Sinking your teeth into a cob of just-picked-and-immediately-steamed sweetcorn is one of the soaring high points of the growing season. But there’s more to corn than just sweetcorn.
It’s not out of the ordinary to count over 50 different corn varieties in the average American seed catalogue, including some truly startling head turners: cobs of pearlescent creams, near-black kernels, and eye-poppingly marbled varieties with golds, reds and purples all on the same cob! Then there’s their wide range of uses: sweetcorn for eating fresh, corns for drying and grinding into cornmeal or corn flour, corn for popping, and decorative types to add a little visual cheer.
So, let’s peel aside the husks and peer a little closer into the wonderful world of corn.
Sweetcorn
Sweet types are the result of a mutation of the standard field corn and are harvested while the kernels are still immature, which technically makes sweet corn a vegetable, not a grain.

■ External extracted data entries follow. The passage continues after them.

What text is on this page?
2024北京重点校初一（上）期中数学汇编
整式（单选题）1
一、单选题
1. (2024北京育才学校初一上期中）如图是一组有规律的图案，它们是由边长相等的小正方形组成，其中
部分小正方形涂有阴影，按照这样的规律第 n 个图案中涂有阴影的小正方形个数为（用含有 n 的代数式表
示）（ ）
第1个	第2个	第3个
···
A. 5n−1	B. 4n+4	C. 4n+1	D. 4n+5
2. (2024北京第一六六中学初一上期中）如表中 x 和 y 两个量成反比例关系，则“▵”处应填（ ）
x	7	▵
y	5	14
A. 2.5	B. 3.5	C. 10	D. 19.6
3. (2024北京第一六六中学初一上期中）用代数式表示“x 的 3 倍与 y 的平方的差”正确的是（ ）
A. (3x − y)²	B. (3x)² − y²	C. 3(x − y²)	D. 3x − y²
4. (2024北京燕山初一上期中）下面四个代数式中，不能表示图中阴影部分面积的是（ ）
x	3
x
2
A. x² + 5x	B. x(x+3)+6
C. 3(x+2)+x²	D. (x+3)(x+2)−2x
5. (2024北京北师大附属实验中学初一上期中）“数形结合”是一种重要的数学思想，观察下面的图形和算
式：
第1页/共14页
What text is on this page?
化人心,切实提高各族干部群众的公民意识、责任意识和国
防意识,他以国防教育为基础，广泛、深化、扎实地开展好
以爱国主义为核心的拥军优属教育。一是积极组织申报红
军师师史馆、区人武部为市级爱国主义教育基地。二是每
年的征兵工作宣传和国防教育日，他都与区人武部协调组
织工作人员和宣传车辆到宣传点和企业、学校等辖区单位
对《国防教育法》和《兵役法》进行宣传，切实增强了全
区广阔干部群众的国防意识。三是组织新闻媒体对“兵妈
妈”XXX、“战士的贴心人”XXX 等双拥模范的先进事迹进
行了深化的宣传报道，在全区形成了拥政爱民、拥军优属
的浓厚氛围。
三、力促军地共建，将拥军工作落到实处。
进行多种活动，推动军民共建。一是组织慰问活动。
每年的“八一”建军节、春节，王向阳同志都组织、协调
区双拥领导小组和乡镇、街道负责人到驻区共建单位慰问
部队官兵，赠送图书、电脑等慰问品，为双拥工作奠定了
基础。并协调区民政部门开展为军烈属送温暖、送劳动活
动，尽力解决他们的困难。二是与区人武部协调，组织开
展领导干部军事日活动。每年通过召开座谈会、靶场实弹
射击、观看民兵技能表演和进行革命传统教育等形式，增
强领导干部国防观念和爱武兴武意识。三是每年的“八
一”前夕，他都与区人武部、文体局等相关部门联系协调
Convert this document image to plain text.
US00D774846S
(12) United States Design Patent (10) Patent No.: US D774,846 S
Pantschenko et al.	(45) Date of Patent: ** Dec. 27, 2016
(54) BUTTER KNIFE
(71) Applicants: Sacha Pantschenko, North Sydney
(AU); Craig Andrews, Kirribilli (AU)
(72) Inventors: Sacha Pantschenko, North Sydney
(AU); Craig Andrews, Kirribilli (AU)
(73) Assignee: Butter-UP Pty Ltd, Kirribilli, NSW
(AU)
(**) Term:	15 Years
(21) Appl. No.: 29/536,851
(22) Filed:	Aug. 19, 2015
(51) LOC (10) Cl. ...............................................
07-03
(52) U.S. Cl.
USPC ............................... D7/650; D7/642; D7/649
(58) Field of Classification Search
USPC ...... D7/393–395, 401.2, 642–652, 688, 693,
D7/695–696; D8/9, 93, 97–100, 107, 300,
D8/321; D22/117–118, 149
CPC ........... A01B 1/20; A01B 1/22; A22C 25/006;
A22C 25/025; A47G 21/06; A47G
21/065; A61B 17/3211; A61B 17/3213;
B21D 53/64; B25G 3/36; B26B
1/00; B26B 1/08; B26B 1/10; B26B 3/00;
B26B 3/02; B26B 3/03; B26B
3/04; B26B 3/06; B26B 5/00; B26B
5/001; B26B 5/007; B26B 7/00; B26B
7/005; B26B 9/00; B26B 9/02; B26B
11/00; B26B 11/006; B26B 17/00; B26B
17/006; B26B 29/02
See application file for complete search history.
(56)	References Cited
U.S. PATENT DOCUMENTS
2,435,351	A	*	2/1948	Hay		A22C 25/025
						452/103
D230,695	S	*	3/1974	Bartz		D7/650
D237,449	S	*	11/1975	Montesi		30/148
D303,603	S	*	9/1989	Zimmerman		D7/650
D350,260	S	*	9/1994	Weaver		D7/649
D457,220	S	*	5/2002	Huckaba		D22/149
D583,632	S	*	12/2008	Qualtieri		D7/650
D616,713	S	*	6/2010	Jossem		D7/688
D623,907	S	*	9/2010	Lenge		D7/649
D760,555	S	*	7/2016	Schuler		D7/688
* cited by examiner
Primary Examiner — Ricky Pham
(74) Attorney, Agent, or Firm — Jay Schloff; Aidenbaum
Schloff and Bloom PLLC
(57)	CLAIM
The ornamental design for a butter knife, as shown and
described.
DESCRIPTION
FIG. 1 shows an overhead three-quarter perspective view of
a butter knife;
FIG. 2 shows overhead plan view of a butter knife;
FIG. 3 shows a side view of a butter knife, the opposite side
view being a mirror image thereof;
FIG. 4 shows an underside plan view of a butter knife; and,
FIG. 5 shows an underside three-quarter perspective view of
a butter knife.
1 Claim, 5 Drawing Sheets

You can tell if sweetcorn is ready to pick with the fingernail test. Peel back just enough of the husk to expose a few of the plump kernels, then sink a nail into one of them. If it exudes a watery liquid it’s not quite ready, but if the liquid is milky then the cob is good to go. Enjoy sweetcorn as fresh as you can, but freeze gluts off the cob before they turn too starchy.
There are many, many varieties of sweetcorn, with hybrid types are usually bred to max out natural sugar levels – ideal if yours is a sweet tooth!
Corn for Popping
Popcorn types have kernels containing a higher moisture content, which turns to steam when heated. As the steam builds up, so does the pressure, until the hull tears open, enabling the kernel to explode to up to 50 times its original size. Pretty amazing, right?
Popcorn isn’t the preserve of modern movie goers. In fact, they’ve been popping corn in what is today Mexico for at least 5,000 years! Pop this corn onto your seed shopping list and keep this long tradition alive. It’s great fun for younger members of the household – heat whole cobs in the microwave for spectacular-looking popcorn on the cob.
British gardeners can choose from a few popcorn varieties such as ‘Fiesta’ and the rounded and ruby-red cobs of ‘Strawberry Popcorn’. You’ll have more choice if you are growing in a warmer climate.
Corn for Grinding
Golden yellow cornmeal is made by grinding up certain types of dried corn. Cornmeal is often sold as polenta here in the UK, but strictly speaking polenta is a porridge made of boiled cornmeal. The American version of polenta is grits, a popular dish in the South that’s cooked the same way, only using hominy, a pale type of corn, in place of the standard yellow corn.
Cornmeal flour is also the base ingredient to corn chips, tortillas, taco shells and cornbread. Most corn is grown in order to dry and process in some way.
Dent corn is the most common type of corn used for cornmeal, so called for the small but noticeable ‘dents’ at the top of each kernel. Flint corns are super hard – hence the name – and come in a range of colours, making them very popular to use as decorations, though they can also be popped for snacking. And then there’s flour corn, grown in drier regions to grind to even finer texture to give corn flour, which can be used in place of wheat flour.
Options are limited here in the UK, but one variety that seems to be available just about everywhere is ‘Painted Mountain’ corn, a type of flint corn that is both reliably early and exceptionally ornamental, with burgundy red stems and multicoloured cobs in reds, yellows, creams and purples. Grow it for decoration, to roast, or to dry and grind into a delicious and nutritious cornmeal or flour.
Drying Corn
Finally, a word on drying corncobs in the damp and dreariness often accompanying the tail end of summer… par for the course for British gardeners! Bring your cobs indoors to finish drying. Peel back the husks to expose the kernels then tie them up out of the way of direct sunshine in a warm, dry, well-ventilated place. You could also dry cobs on racks. Once they are completely dry, detach the kernels from the cob (rubbing two dried cobs together helps dislodge them) and store in an airtight container.